- Directed by: Kidar Nath Sharma
- Written by: Pandit Indra (story)
- Produced by: Ranjit Movietone
- Starring: Khursheed Bano Chandra Mohan Madhubala Kajjanbai
- Cinematography: Gordanbhai Patel
- Edited by: E. Tiprudi
- Music by: Khemchand Prakash
- Distributed by: Ranjit Movietone
- Release date: 16 October 1944;
- Country: India
- Language: Hindi
- Budget: ₹15 lakhs
- Box office: ₹35 lakhs

= Mumtaz Mahal (film) =

1944 film

Mumtaz Mahal is a 1944 Indian Hindi-language historical epic film, directed by Kidar Nath Sharma and starring Khursheed Bano and Chandra Mohan.

Madhubala also stars, in one of her earliest pictures. The film opened to negative reviews due to its distortion of history, but became a commercial success, and the sixth highest grossing Indian film of 1944.

== Plot ==
Mumtaz Mahal showcases the love story of Mughal emperor Shah Jehan and his favourite wife Mumtaz Mahal, and the former's efforts to create Taj Mahal for housing the tomb of Mahal after her death.

== Cast ==
- Khursheed Bano as Mumtaz Mahal
- Chandra Mohan as Shah Jehan
- Madhubala as Jahanara Begum (Credited as "Baby Mumtaz)
- Kajjanbai as 'Queen' Noor Jehan
- Rajendra as Lala Yaqoob

== Production ==
The film Mumtaz Mahal was produced by Ranjit Movietone, a Bombay-based film studio. Kidar Sharma directed the film, with Pandit Indra credited for the story. Khemchand Prakash composed the music, while Gordanbhai Patel and E. Tiprudi handled the cinematography.

Mumtaz Mahal was Madhubala's second film after Basant (1942). It was also her first of the five films she made under Ranjit Movietone as a child artist.

== Release ==
=== Critical reception ===
Mumtaz Mahal opened to overwhelmingly negative reviews. A review published in Filmindia magazine by Baburao Patel read: "It is difficult to say exactly how bad Mumtaz Mahal is. Stretch your imagination to its widest and see if you can fit in this dirty picture."

An audience named Ammunuddin's reaction to the film was: "[In] Mumtaz Mahal, history has been mercilessly murdered, facts have been deliberately distorted, the story is crudely conceived and the acting and even the music is intensely boring. Historical records reveal that it was during Shah Jehan's time that the Mughal empire was at its height of power. When will our producers and other big guns of the Indian Film Industry put art before Mammon worship?"
- Historical Accuracy: The film was accused of "murdering history" and being a "gross distortion" of facts. FilmIndia stated that the picture "presents incorrectly the characters" and "the incidents of those times," calling it a "deliberate distortion of historical truth."
- Plot and Storytelling: The narrative was described as "crudely conceived," "ill-formed," "uneducated," and full of "nonsense." The portrayal of Mumtaz Mahal's death due to "overwork" was highlighted as a "lie."
- Character Portrayal: Chandramohan's depiction of Shah Jehan was criticized as being a "clumsy milk-sop" and a "simpleton," incapable of managing his family or ruling. The overall characterizations were seen as misinterpretations of historical figures.
- Production Quality: Despite the historical setting, elements like the harem scenes were called "dirty," suggesting poor artistic representation in the magazine's view.
- Intent: FilmIndia suggested that the film exploited its historical subject for commercial gain rather than artistic merit, questioning Kidar Sharma's directorial ambition.

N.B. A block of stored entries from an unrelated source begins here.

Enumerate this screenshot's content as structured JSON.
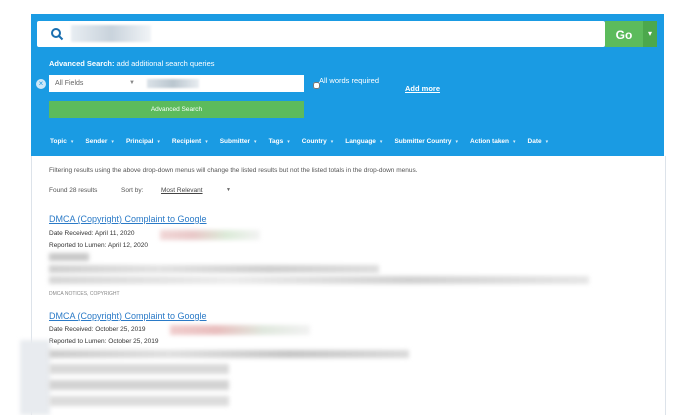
{
  "search": {
    "go_label": "Go",
    "caret": "▾"
  },
  "advanced": {
    "title_bold": "Advanced Search:",
    "title_rest": " add additional search queries",
    "field_select": "All Fields",
    "all_words_label": "All words required",
    "add_more_label": "Add more",
    "button_label": "Advanced Search"
  },
  "filters": [
    "Topic",
    "Sender",
    "Principal",
    "Recipient",
    "Submitter",
    "Tags",
    "Country",
    "Language",
    "Submitter Country",
    "Action taken",
    "Date"
  ],
  "results_meta": {
    "note": "Filtering results using the above drop-down menus will change the listed results but not the listed totals in the drop-down menus.",
    "count": "Found 28 results",
    "sort_label": "Sort by:",
    "sort_value": "Most Relevant"
  },
  "results": [
    {
      "title": "DMCA (Copyright) Complaint to Google",
      "date_received": "Date Received: April 11, 2020",
      "reported": "Reported to Lumen: April 12, 2020",
      "tags": "DMCA NOTICES, COPYRIGHT"
    },
    {
      "title": "DMCA (Copyright) Complaint to Google",
      "date_received": "Date Received: October 25, 2019",
      "reported": "Reported to Lumen: October 25, 2019"
    }
  ],
  "colors": {
    "panel": "#1a9be3",
    "green": "#5cbb5c",
    "link": "#2a7ac7"
  }
}
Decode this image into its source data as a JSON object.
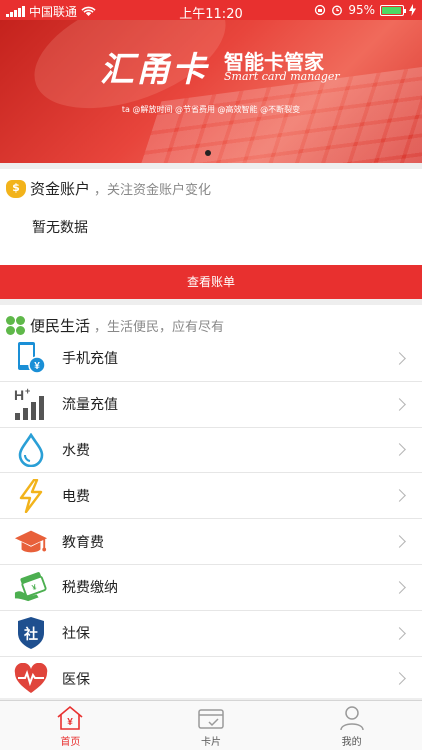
{
  "status_bar": {
    "carrier": "中国联通",
    "time": "上午11:20",
    "battery_percent": "95%",
    "battery_level": 0.95
  },
  "banner": {
    "logo_text": "汇甬卡",
    "title": "智能卡管家",
    "subtitle": "Smart card manager",
    "tagline": "ta @解放时间 @节省费用 @高效智能 @不断裂变",
    "page_indicator": {
      "count": 1,
      "active": 1
    }
  },
  "fund_account": {
    "title": "资金账户",
    "subtitle": "，关注资金账户变化",
    "empty_text": "暂无数据",
    "button_label": "查看账单"
  },
  "life_services": {
    "title": "便民生活",
    "subtitle": "，生活便民，应有尽有",
    "items": [
      {
        "label": "手机充值",
        "icon": "phone-recharge-icon"
      },
      {
        "label": "流量充值",
        "icon": "data-recharge-icon"
      },
      {
        "label": "水费",
        "icon": "water-drop-icon"
      },
      {
        "label": "电费",
        "icon": "lightning-icon"
      },
      {
        "label": "教育费",
        "icon": "graduation-cap-icon"
      },
      {
        "label": "税费缴纳",
        "icon": "tax-payment-icon"
      },
      {
        "label": "社保",
        "icon": "social-security-shield-icon",
        "glyph": "社"
      },
      {
        "label": "医保",
        "icon": "medical-heart-icon"
      }
    ]
  },
  "tab_bar": {
    "tabs": [
      {
        "label": "首页",
        "icon": "home-icon",
        "active": true
      },
      {
        "label": "卡片",
        "icon": "card-icon",
        "active": false
      },
      {
        "label": "我的",
        "icon": "user-icon",
        "active": false
      }
    ]
  },
  "colors": {
    "brand_red": "#e8302f",
    "gold": "#f2b31b",
    "green": "#5fb84a",
    "blue": "#1a8fd6",
    "inactive_gray": "#9a9a9a"
  }
}
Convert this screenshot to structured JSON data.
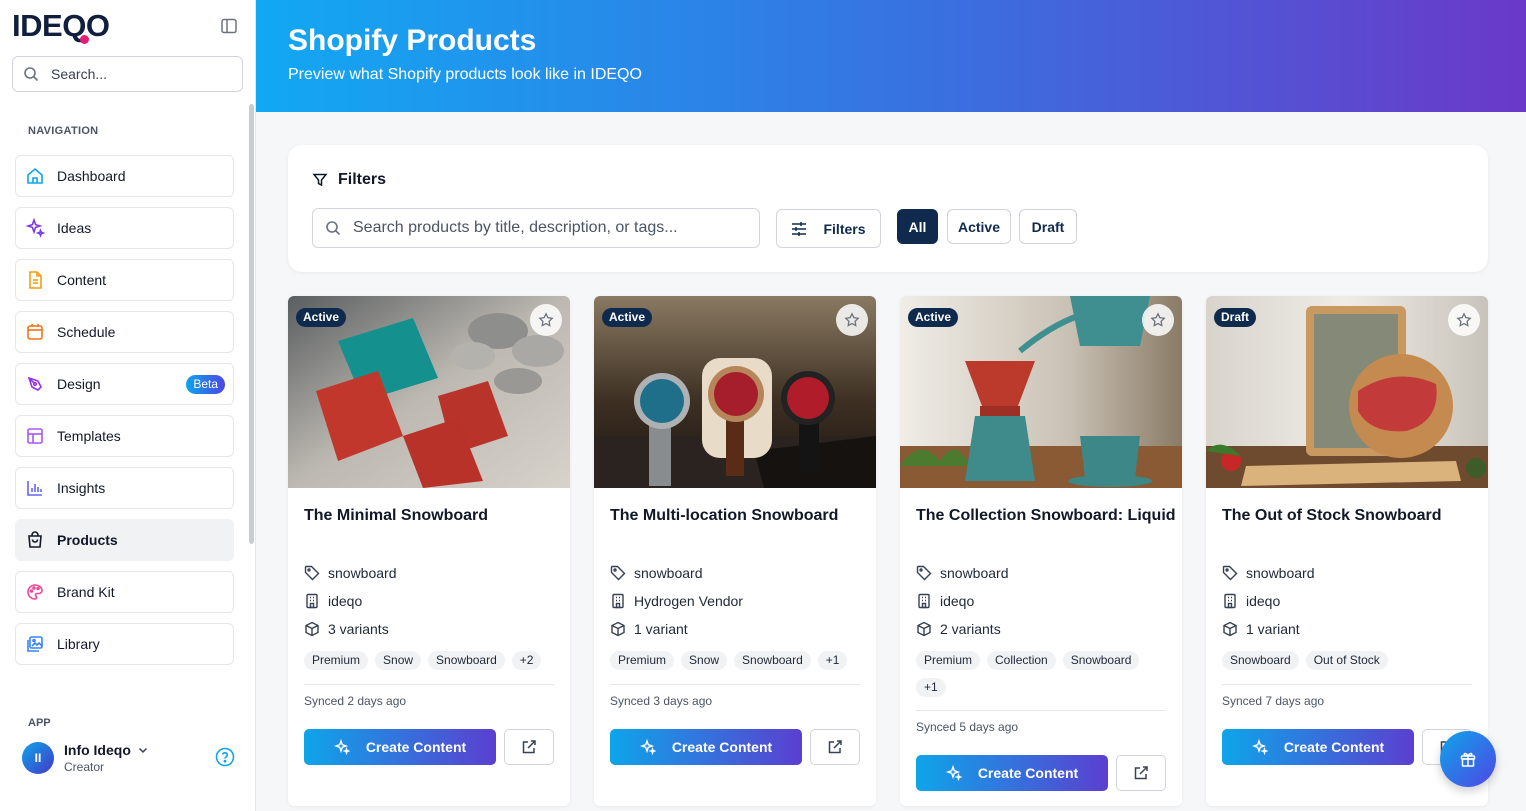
{
  "app": {
    "logo": "IDEQO"
  },
  "sidebar": {
    "search_placeholder": "Search...",
    "nav_title": "NAVIGATION",
    "items": [
      {
        "label": "Dashboard",
        "icon": "home-icon"
      },
      {
        "label": "Ideas",
        "icon": "sparkles-icon"
      },
      {
        "label": "Content",
        "icon": "document-icon"
      },
      {
        "label": "Schedule",
        "icon": "calendar-icon"
      },
      {
        "label": "Design",
        "icon": "pen-tool-icon",
        "badge": "Beta"
      },
      {
        "label": "Templates",
        "icon": "layout-icon"
      },
      {
        "label": "Insights",
        "icon": "bar-chart-icon"
      },
      {
        "label": "Products",
        "icon": "shopping-bag-icon",
        "active": true
      },
      {
        "label": "Brand Kit",
        "icon": "palette-icon"
      },
      {
        "label": "Library",
        "icon": "image-library-icon"
      }
    ],
    "app_title": "APP",
    "user": {
      "name": "Info Ideqo",
      "role": "Creator",
      "initials": "II"
    }
  },
  "header": {
    "title": "Shopify Products",
    "subtitle": "Preview what Shopify products look like in IDEQO"
  },
  "filters": {
    "title": "Filters",
    "search_placeholder": "Search products by title, description, or tags...",
    "filters_button": "Filters",
    "segments": [
      "All",
      "Active",
      "Draft"
    ],
    "selected_segment": "All"
  },
  "products": [
    {
      "status": "Active",
      "title": "The Minimal Snowboard",
      "type": "snowboard",
      "vendor": "ideqo",
      "variants": "3 variants",
      "tags": [
        "Premium",
        "Snow",
        "Snowboard",
        "+2"
      ],
      "synced": "Synced 2 days ago",
      "create_label": "Create Content"
    },
    {
      "status": "Active",
      "title": "The Multi-location Snowboard",
      "type": "snowboard",
      "vendor": "Hydrogen Vendor",
      "variants": "1 variant",
      "tags": [
        "Premium",
        "Snow",
        "Snowboard",
        "+1"
      ],
      "synced": "Synced 3 days ago",
      "create_label": "Create Content"
    },
    {
      "status": "Active",
      "title": "The Collection Snowboard: Liquid",
      "type": "snowboard",
      "vendor": "ideqo",
      "variants": "2 variants",
      "tags": [
        "Premium",
        "Collection",
        "Snowboard",
        "+1"
      ],
      "synced": "Synced 5 days ago",
      "create_label": "Create Content"
    },
    {
      "status": "Draft",
      "title": "The Out of Stock Snowboard",
      "type": "snowboard",
      "vendor": "ideqo",
      "variants": "1 variant",
      "tags": [
        "Snowboard",
        "Out of Stock"
      ],
      "synced": "Synced 7 days ago",
      "create_label": "Create Content"
    }
  ],
  "colors": {
    "accent": "#0f2a4d",
    "gradient_start": "#12a8f3",
    "gradient_end": "#6a39c9"
  }
}
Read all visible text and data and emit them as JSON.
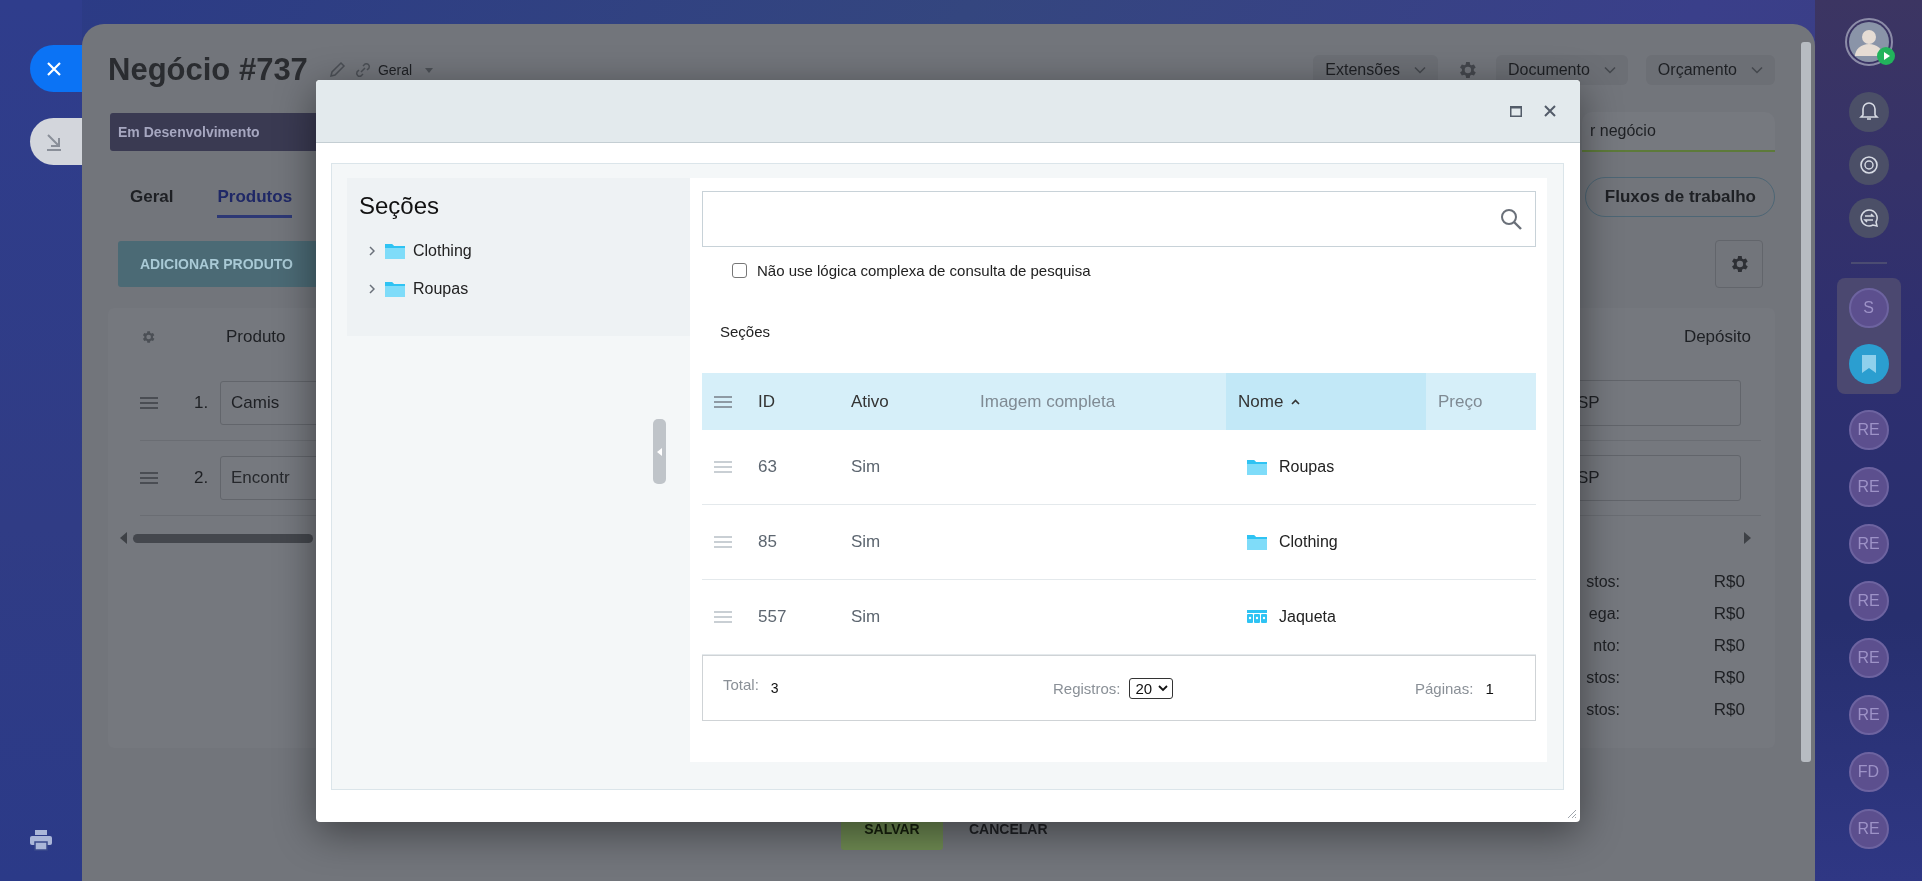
{
  "deal": {
    "title": "Negócio #737",
    "category": "Geral",
    "menus": [
      {
        "label": "Extensões"
      },
      {
        "label": "Documento"
      },
      {
        "label": "Orçamento"
      }
    ],
    "stage": "Em Desenvolvimento",
    "stage_action": "r negócio",
    "tabs": [
      {
        "label": "Geral",
        "selected": false
      },
      {
        "label": "Produtos",
        "selected": true
      }
    ],
    "workflow_button": "Fluxos de trabalho",
    "add_button": "ADICIONAR PRODUTO",
    "product_table": {
      "columns": [
        "Produto",
        "Depósito"
      ],
      "rows": [
        {
          "number": "1.",
          "product": "Camis",
          "warehouse": "SP"
        },
        {
          "number": "2.",
          "placeholder": "Encontr",
          "warehouse": "SP"
        }
      ]
    },
    "totals": [
      {
        "label": "stos:",
        "value": "R$0"
      },
      {
        "label": "ega:",
        "value": "R$0"
      },
      {
        "label": "nto:",
        "value": "R$0"
      },
      {
        "label": "stos:",
        "value": "R$0"
      },
      {
        "label": "stos:",
        "value": "R$0"
      }
    ],
    "buttons": [
      "SALVAR",
      "CANCELAR"
    ]
  },
  "dialog": {
    "tree": {
      "title": "Seções",
      "items": [
        {
          "label": "Clothing",
          "expanded": false
        },
        {
          "label": "Roupas",
          "expanded": false
        }
      ]
    },
    "option": {
      "label": "Não use lógica complexa de consulta de pesquisa",
      "checked": false
    },
    "section_label": "Seções",
    "table": {
      "columns": [
        {
          "label": "ID",
          "sortable": true,
          "sorted": false
        },
        {
          "label": "Ativo",
          "sortable": true,
          "sorted": false
        },
        {
          "label": "Imagem completa",
          "sortable": false,
          "sorted": false
        },
        {
          "label": "Nome",
          "sortable": true,
          "sorted": true
        },
        {
          "label": "Preço",
          "sortable": false,
          "sorted": false
        }
      ],
      "rows": [
        {
          "id": "63",
          "active": "Sim",
          "name": "Roupas",
          "kind": "section"
        },
        {
          "id": "85",
          "active": "Sim",
          "name": "Clothing",
          "kind": "section"
        },
        {
          "id": "557",
          "active": "Sim",
          "name": "Jaqueta",
          "kind": "product"
        }
      ]
    },
    "footer": {
      "total_label": "Total:",
      "total": "3",
      "page_size_label": "Registros:",
      "page_size": "20",
      "pages_label": "Páginas:",
      "pages": "1"
    }
  },
  "sidebar": {
    "items": [
      {
        "kind": "initials",
        "initials": "S"
      },
      {
        "kind": "bookmark"
      }
    ],
    "chats": [
      {
        "initials": "RE"
      },
      {
        "initials": "RE"
      },
      {
        "initials": "RE"
      },
      {
        "initials": "RE"
      },
      {
        "initials": "RE"
      },
      {
        "initials": "RE"
      },
      {
        "initials": "FD"
      },
      {
        "initials": "RE"
      }
    ]
  }
}
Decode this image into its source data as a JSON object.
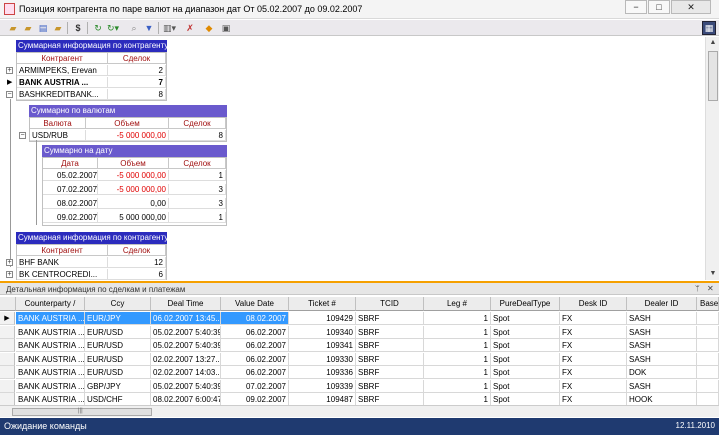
{
  "window": {
    "title": "Позиция контрагента по паре валют на диапазон дат От 05.02.2007 до 09.02.2007",
    "minimize": "−",
    "maximize": "□",
    "close": "✕"
  },
  "toolbar": {
    "icons": [
      "open-folder-icon",
      "new-folder-icon",
      "save-icon",
      "folder-icon",
      "dollar-icon",
      "refresh-icon",
      "refresh-dropdown-icon",
      "search-icon",
      "filter-icon",
      "chart-dropdown-icon",
      "delete-icon",
      "export-icon",
      "print-icon",
      "layout-icon"
    ]
  },
  "summary_counterparty": {
    "header": "Суммарная информация по контрагенту",
    "col_counterparty": "Контрагент",
    "col_deals": "Сделок",
    "rows": [
      {
        "name": "ARMIMPEKS, Erevan",
        "deals": "2",
        "expander": "+"
      },
      {
        "name": "BANK AUSTRIA ...",
        "deals": "7",
        "expander": ""
      },
      {
        "name": "BASHKREDITBANK...",
        "deals": "8",
        "expander": "−"
      }
    ]
  },
  "summary_currency": {
    "header": "Суммарно по валютам",
    "col_currency": "Валюта",
    "col_volume": "Объем",
    "col_deals": "Сделок",
    "rows": [
      {
        "currency": "USD/RUB",
        "volume": "-5 000 000,00",
        "deals": "8"
      }
    ]
  },
  "summary_date": {
    "header": "Суммарно на дату",
    "col_date": "Дата",
    "col_volume": "Объем",
    "col_deals": "Сделок",
    "rows": [
      {
        "date": "05.02.2007",
        "volume": "-5 000 000,00",
        "deals": "1"
      },
      {
        "date": "07.02.2007",
        "volume": "-5 000 000,00",
        "deals": "3"
      },
      {
        "date": "08.02.2007",
        "volume": "0,00",
        "deals": "3"
      },
      {
        "date": "09.02.2007",
        "volume": "5 000 000,00",
        "deals": "1"
      }
    ]
  },
  "summary_counterparty_2": {
    "header": "Суммарная информация по контрагенту",
    "col_counterparty": "Контрагент",
    "col_deals": "Сделок",
    "rows": [
      {
        "name": "BHF BANK",
        "deals": "12"
      },
      {
        "name": "BK CENTROCREDI...",
        "deals": "6"
      }
    ]
  },
  "detail_panel": {
    "title": "Детальная информация по сделкам и платежам",
    "pin": "ᛘ",
    "close": "✕"
  },
  "detail_grid": {
    "columns": [
      "Counterparty",
      "Ccy",
      "Deal Time",
      "Value Date",
      "Ticket #",
      "TCID",
      "Leg #",
      "PureDealType",
      "Desk ID",
      "Dealer ID",
      "Base"
    ],
    "sort_mark": "/",
    "rows": [
      [
        "BANK AUSTRIA ...",
        "EUR/JPY",
        "06.02.2007 13:45...",
        "08.02.2007",
        "109429",
        "SBRF",
        "1",
        "Spot",
        "FX",
        "SASH",
        ""
      ],
      [
        "BANK AUSTRIA ...",
        "EUR/USD",
        "05.02.2007 5:40:39",
        "06.02.2007",
        "109340",
        "SBRF",
        "1",
        "Spot",
        "FX",
        "SASH",
        ""
      ],
      [
        "BANK AUSTRIA ...",
        "EUR/USD",
        "05.02.2007 5:40:39",
        "06.02.2007",
        "109341",
        "SBRF",
        "1",
        "Spot",
        "FX",
        "SASH",
        ""
      ],
      [
        "BANK AUSTRIA ...",
        "EUR/USD",
        "02.02.2007 13:27...",
        "06.02.2007",
        "109330",
        "SBRF",
        "1",
        "Spot",
        "FX",
        "SASH",
        ""
      ],
      [
        "BANK AUSTRIA ...",
        "EUR/USD",
        "02.02.2007 14:03...",
        "06.02.2007",
        "109336",
        "SBRF",
        "1",
        "Spot",
        "FX",
        "DOK",
        ""
      ],
      [
        "BANK AUSTRIA ...",
        "GBP/JPY",
        "05.02.2007 5:40:39",
        "07.02.2007",
        "109339",
        "SBRF",
        "1",
        "Spot",
        "FX",
        "SASH",
        ""
      ],
      [
        "BANK AUSTRIA ...",
        "USD/CHF",
        "08.02.2007 6:00:47",
        "09.02.2007",
        "109487",
        "SBRF",
        "1",
        "Spot",
        "FX",
        "HOOK",
        ""
      ]
    ]
  },
  "status": {
    "text": "Ожидание команды",
    "date": "12.11.2010"
  }
}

One FilmIndia article also mentioned that Kidar Sharma supposedly wished for Sardar Chandulal Shah to send Mumtaz Mahal to Hollywood, believing that people in India "can't understand the picture," a sentiment which the magazine found misguided.

=== Box office ===
Nevertheless, Mumtaz Mahal was a commercial success. The film earned an estimated amount of ₹3.5 million at the box office.